Running time 110 minutes
Written by David Loughery and Howard Korder
Directed by Neil LaBute
Starring Patrick Wilson, Kerry Washington, Samuel L. Jackson
Neil LaBute’s Lakeview Terrace, from a screenplay by David Loughery and Howard Korder, based on the story by Mr. Loughery, explores our interracial malaise at a time when we are facing the ultimate test of our true feelings on the tangled issues involved. Not that Lakeview Terrace is predominantly concerned with how whites perceive blacks. For once, the shoe is on the other foot when a mixed-race couple, Patrick Wilson’s grocery-store-chain consultant, Chris Mattson, and his African-American wife, Kerry Washington’s Lisa, move into a secluded Southern California community right next door to Samuel Jackson’s widowed LAPD officer, Abel Turner, who has two small children. A stern disciplinarian by nature, Abel has taken it upon himself to maintain order in the community, ostensibly for the sake of his kids, already chafing under the pressures of his endless rules.
Chris and Lisa try to be friendly with Abel by inviting his family to their housewarming. But from the moment of the Mattsons arrival, he seems determined to drive them away, first by flashing searchlights into their pool and bedroom, and later with more damaging disruptions, which lead eventually and inevitably to an armed confrontation. Since we are dealing with tensions in an obviously integrated community, there seems at first no racial tinderbox to be ignited. Mr. LaBute and his collaborators insist in the program notes that there is no racial element in the ever impending violence, only the atavistic impulse to protect one’s turf, yet I would venture to say that they are being disingenuous. What is unexpected in the film is the hard time Chris gets not only from Abel, but also from Lisa’s African-American father, who is allied with Lisa in her zeal to have Chris start a family before he thinks they are financially and emotionally ready. Indeed, much of the time, Chris is made to feel terribly alone in a hostile environment.
As it is, Mr. Jackson is a much more charming and personable performer than Mr. Wilson is ever allowed to be, even though Abel is clearly a calculatingly vicious and possibly insane vigilante type. This creates an imbalance in the narrative, because though our systematically shredded moral sense sides with Chris over Abel, our feelings gravitate to Abel by the larger amount of attention paid to his life as a cop outside Lakeview Terrace, where his behavior is impeccable and even heroic.

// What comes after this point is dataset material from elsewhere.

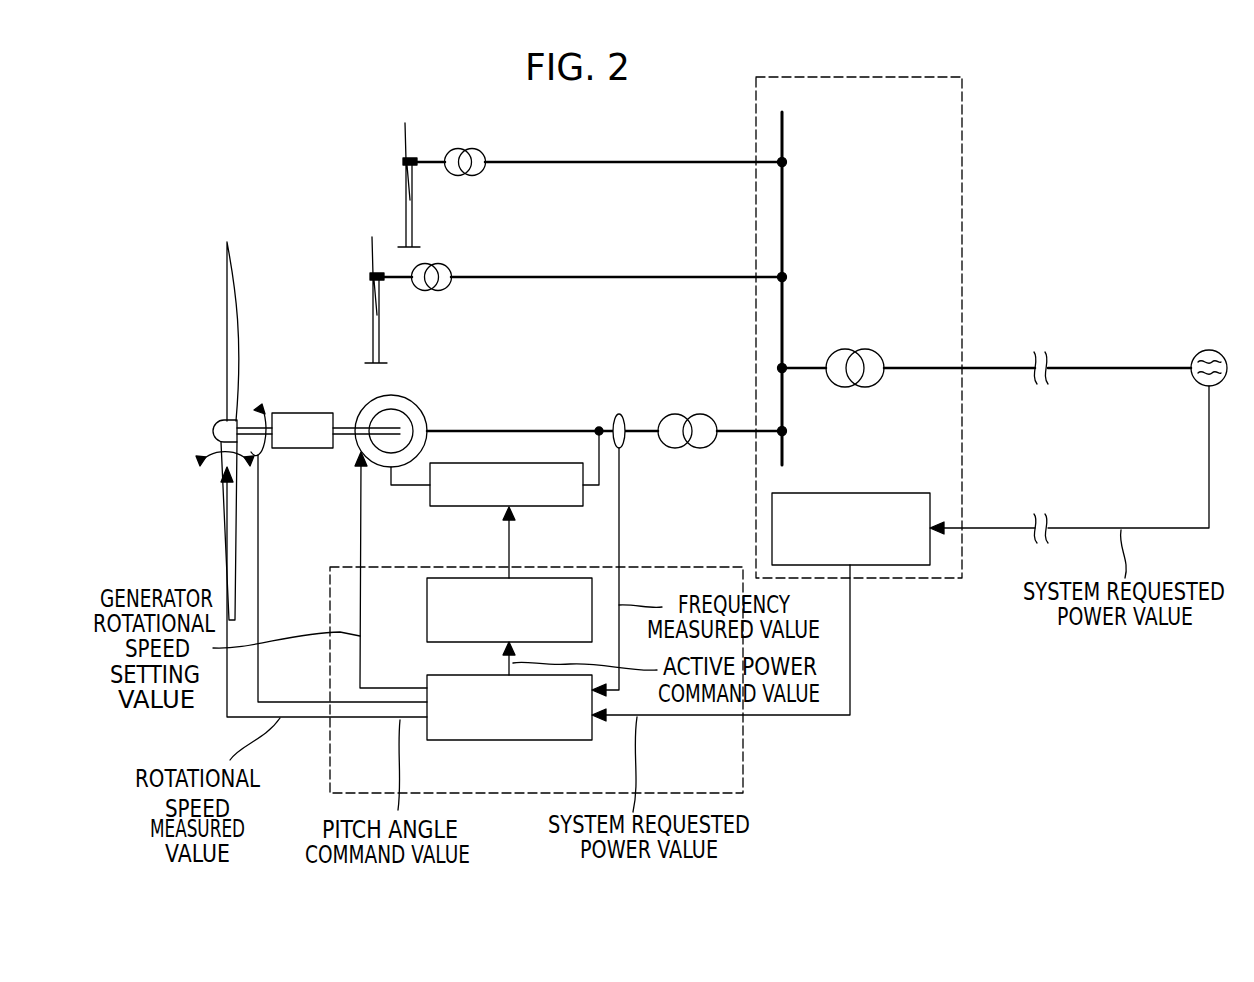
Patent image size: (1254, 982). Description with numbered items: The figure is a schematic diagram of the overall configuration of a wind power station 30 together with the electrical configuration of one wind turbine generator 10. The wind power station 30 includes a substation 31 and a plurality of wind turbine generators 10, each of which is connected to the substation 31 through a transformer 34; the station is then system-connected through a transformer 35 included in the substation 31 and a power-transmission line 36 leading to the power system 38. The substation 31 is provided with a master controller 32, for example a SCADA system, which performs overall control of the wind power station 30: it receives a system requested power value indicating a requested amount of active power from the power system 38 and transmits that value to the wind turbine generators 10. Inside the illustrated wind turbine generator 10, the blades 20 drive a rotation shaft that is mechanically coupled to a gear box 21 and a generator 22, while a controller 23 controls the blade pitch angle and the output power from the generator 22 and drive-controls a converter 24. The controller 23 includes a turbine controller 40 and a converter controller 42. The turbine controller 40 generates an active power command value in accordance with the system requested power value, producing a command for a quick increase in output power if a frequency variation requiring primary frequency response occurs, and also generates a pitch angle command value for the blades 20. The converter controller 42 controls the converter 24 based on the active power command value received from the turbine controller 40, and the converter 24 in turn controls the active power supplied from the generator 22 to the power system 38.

Still, Mr. LaBute has fashioned a suspenseful film out of the peculiar vagaries of the casting, which makes us fear the worst at every turn of the plot. When, with things on the verge of total disaster, the final secret is revealed, we realize that we have been masterfully manipulated, ostensibly for our own good. In these too often guileless days, even a little trickery can go a long way.